Il reste maintenant certaines questions techniques à régler concernant la révision juridique du texte et la traduction du traité dans les 23 langues communautaires et, encore et surtout, il devient primordial de s’assurer et d’achever le processus de ratification de l’accord par les 28 états membres de l’UE. Dans la mobilisation pour la conclusion de l’AECG, un examen plus approfondi de la part de l’UE a toutefois causé quelques soucis au sujet des dispositions permettant aux investisseurs privés d’engager des poursuites contre les gouvernements qui leur ont causé préjudice en ne respectant pas les dispositions de l’Accord. Ces types de dispositions, bien connues au Canada depuis l’adoption de l’ALENA, ont soulevé des inquiétudes dans l’UE quant à la forme de résolution des différends et surtout quant à la menace réelle à la souveraineté économique nationale qu’elles impliquent. Il n’était pas clair, notamment pour certains observateurs allemands, que par exemple, un investisseur canadien qui injecte des sommes importantes dans un projet dans l’UE conformément aux droits octroyés par l’AECG devrait disposer d’un droit d’action si ces droits n’étaient pas respectés2. Il convient également de souligner qu’une autre difficulté à laquelle se heurte la ratification rapide par l’UE est l’absence d’un homme (ou femme) d’État européen qui pourrait agir comme « champion » de l’AECG3, alors que d’autres priorités, comme la récente crise financière en Grèce et les mesures urgentes liées à l’immigration et aux réfugiés, exigent une intervention immédiate de la part des différents dirigeants de l’UE.

Alors que le paysage économique du Canada s’obscurcit avec la récente annonce d’une récession, il n’y a jamais eu autant d’intérêt à mettre en œuvre l’AECG et à tirer profit de ses avantages. L’étape la plus difficile a été franchie — l’accès aux fournisseurs de l’UE aux marchés publics canadiens a été accordé en quasi-totalité tel que demandé avec un appui massif des provinces, territoires et municipalités; d’autres questions ont aussi été réglées avec des solutions et des compromis pragmatiques.

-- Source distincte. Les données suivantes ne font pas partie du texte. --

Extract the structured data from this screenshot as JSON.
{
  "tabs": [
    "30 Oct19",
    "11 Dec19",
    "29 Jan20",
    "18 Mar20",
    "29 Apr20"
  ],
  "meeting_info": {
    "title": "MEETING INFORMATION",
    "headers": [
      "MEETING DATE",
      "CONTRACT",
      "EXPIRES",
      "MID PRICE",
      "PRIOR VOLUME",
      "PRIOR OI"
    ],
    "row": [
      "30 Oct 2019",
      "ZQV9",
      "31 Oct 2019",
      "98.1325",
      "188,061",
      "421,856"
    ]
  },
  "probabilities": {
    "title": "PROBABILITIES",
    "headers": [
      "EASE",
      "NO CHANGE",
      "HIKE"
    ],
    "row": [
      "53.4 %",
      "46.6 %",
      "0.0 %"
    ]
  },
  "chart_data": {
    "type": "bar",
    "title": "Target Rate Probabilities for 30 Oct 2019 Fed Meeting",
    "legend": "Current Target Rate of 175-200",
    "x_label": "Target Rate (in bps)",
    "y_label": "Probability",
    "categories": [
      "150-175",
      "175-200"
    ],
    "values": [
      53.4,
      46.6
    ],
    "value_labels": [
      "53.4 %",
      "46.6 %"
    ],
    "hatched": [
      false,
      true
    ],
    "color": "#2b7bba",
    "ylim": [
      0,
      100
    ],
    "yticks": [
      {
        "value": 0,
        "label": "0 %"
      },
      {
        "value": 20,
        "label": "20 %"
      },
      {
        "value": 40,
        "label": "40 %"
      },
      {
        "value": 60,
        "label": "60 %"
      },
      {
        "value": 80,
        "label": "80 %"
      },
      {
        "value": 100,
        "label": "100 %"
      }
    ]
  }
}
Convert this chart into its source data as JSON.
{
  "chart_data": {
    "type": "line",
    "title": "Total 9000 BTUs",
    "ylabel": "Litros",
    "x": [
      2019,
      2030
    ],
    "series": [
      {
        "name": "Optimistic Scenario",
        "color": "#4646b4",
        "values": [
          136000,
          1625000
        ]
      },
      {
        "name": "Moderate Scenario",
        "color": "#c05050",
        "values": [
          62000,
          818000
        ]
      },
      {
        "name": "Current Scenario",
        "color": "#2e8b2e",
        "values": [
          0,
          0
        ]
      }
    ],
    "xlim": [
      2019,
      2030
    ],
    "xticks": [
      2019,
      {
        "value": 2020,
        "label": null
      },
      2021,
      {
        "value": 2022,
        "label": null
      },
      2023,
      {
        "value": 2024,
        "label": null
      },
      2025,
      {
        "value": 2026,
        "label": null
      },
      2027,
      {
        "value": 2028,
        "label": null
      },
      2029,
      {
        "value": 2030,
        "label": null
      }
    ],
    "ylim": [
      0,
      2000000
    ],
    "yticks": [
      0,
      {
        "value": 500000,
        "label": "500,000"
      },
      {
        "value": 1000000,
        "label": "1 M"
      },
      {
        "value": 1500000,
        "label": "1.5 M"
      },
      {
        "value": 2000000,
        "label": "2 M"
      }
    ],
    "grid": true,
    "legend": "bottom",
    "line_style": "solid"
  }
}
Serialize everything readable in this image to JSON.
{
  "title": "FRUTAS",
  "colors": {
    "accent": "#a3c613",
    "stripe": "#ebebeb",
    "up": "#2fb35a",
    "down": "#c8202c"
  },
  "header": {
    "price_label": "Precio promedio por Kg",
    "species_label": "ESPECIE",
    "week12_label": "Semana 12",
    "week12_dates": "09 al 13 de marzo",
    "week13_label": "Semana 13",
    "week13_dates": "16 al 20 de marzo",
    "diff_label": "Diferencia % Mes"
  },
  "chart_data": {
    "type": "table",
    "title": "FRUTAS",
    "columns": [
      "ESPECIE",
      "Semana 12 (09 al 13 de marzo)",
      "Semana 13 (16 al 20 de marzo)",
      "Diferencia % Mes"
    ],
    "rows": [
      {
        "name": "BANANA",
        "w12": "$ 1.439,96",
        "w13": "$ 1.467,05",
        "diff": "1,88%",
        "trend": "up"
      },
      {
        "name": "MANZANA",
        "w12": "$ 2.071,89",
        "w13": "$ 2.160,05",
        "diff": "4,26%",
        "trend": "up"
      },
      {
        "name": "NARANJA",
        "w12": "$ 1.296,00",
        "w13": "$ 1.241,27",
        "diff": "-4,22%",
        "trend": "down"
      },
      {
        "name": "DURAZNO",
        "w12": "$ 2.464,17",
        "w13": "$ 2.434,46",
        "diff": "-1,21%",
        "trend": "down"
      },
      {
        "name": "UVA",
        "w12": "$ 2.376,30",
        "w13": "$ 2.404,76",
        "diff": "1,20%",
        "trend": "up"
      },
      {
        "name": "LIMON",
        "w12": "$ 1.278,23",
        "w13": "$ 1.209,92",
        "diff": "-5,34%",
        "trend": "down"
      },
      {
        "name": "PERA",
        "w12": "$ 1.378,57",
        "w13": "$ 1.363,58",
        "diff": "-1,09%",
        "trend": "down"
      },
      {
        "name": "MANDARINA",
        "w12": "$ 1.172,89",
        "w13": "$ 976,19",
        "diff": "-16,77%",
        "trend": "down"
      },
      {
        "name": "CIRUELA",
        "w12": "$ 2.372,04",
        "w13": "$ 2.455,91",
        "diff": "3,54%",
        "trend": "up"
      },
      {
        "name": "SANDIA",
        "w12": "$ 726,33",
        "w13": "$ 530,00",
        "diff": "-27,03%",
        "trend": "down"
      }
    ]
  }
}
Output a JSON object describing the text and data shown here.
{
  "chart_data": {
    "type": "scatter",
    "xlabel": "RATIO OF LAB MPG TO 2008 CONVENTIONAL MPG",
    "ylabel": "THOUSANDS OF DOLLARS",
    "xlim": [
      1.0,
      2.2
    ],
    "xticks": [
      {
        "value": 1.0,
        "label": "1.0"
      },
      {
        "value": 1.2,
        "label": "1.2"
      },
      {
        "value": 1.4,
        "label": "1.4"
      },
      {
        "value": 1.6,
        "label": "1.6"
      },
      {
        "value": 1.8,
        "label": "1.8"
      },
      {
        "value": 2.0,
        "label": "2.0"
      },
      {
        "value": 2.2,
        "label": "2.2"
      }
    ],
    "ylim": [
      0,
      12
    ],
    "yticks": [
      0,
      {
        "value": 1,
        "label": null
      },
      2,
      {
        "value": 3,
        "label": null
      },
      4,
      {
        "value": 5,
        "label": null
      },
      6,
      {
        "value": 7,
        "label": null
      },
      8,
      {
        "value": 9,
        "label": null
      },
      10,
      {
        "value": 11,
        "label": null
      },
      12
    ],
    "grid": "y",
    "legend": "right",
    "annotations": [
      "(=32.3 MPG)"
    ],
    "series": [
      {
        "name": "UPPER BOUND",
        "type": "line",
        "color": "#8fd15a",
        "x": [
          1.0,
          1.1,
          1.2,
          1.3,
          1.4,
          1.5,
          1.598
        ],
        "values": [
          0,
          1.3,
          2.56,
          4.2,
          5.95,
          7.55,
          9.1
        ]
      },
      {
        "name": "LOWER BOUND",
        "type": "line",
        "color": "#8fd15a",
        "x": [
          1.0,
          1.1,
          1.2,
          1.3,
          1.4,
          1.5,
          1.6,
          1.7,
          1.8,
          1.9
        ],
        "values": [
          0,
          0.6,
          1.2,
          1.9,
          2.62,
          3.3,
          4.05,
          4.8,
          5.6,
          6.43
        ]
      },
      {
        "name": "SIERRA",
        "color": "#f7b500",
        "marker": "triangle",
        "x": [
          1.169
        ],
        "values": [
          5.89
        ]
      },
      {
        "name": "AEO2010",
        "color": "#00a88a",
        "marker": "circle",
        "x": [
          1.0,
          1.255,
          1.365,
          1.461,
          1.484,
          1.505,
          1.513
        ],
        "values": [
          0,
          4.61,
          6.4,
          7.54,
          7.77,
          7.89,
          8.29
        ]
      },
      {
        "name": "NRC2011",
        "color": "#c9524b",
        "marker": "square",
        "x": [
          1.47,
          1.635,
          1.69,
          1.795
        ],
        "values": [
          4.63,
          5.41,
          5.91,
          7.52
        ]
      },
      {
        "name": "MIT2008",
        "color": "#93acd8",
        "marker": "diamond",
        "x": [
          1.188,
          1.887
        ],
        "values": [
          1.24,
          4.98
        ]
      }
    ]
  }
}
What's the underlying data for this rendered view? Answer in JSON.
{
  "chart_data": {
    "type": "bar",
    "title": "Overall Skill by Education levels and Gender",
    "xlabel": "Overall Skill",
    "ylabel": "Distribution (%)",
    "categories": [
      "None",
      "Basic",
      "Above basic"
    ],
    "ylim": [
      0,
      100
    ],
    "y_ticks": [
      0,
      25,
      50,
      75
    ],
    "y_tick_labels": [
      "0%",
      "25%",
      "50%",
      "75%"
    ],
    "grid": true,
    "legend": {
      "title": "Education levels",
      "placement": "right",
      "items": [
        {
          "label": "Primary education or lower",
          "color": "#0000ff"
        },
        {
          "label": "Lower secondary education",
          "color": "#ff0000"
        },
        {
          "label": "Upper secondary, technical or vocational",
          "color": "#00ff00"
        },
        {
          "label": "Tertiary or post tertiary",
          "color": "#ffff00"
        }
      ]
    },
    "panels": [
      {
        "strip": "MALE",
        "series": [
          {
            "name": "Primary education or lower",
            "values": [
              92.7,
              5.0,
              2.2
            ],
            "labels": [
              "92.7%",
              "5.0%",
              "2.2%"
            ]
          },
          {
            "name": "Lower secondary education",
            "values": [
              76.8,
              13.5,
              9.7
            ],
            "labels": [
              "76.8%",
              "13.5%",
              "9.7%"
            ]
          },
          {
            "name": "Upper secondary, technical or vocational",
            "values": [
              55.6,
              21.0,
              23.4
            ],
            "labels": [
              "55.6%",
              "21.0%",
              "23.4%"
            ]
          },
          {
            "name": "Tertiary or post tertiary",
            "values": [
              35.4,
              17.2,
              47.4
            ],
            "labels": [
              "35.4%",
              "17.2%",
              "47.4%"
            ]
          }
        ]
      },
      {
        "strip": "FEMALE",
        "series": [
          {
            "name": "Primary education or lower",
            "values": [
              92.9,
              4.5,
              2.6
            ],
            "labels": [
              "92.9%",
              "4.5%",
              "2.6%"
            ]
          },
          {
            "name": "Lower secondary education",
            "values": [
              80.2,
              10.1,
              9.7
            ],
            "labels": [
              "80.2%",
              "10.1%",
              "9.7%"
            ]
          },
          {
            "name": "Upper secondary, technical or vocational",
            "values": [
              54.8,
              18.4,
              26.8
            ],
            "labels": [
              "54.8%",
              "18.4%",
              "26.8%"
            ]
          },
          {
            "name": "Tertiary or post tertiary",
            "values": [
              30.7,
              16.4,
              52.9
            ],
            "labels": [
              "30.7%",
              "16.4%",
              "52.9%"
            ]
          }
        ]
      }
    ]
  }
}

Bien qu’il soit difficile de dire quand l’AECG sera enfin ratifié, dans l’intérêt évident des parties, la ratification doit maintenant intervenir.

C’est dans cette perspective que Langlois Kronström Desjardins présente une analyse de deux éléments importants de l’AECG : dans cette édition de notre Infolettre, les dispositions concernant la propriété intellectuelle sont abordées et dans la prochaine édition, nous traiterons des dispositions concernant les marchés publics. Des opportunités d’affaires et des changements importants se retrouvent dans chacun de ces deux éléments et il n’est jamais trop tôt pour commencer à s’y préparer.


1 Évaluation des coûts et avantages d’un partenariat économique plus étroit entre l’Union européenne et le Canada : http://www.international.gc.ca/trade-agreements-accords-commerciaux/agr-acc/eu-ue/study-etude.aspx?lang=fra
2 La possibilité de telles revendications, lorsque justifiées, est reconnue en général en Amérique du Nord comme étant une protection nécessaire qui sous-tend la décision de procéder à de tels investissements. Il est utile aux fins de comparaison de consulter le nombre limité de revendications actuelles et réglées (ainsi que celles retirées ou inactives) en vertu du Chapitre 11 de l’ALENA – vous reporter à : http://www.international.gc.ca/trade-agreements-accords-commerciaux/topics-domaines/disp-diff/gov.aspx?lang=fra

3 À titre de comparaison, l’adoption de l’ALENA a tiré profit du solide appui de Ronald Reagan. Il est vrai, cependant, que le montant du commerce impliqué était sensiblement plus élevé : le montant du commerce Canada — UE se chiffre approximativement à 85 milliards de $ par année, comparativement à environ 2 milliards de $ par jour entre le Canada et les États-Unis.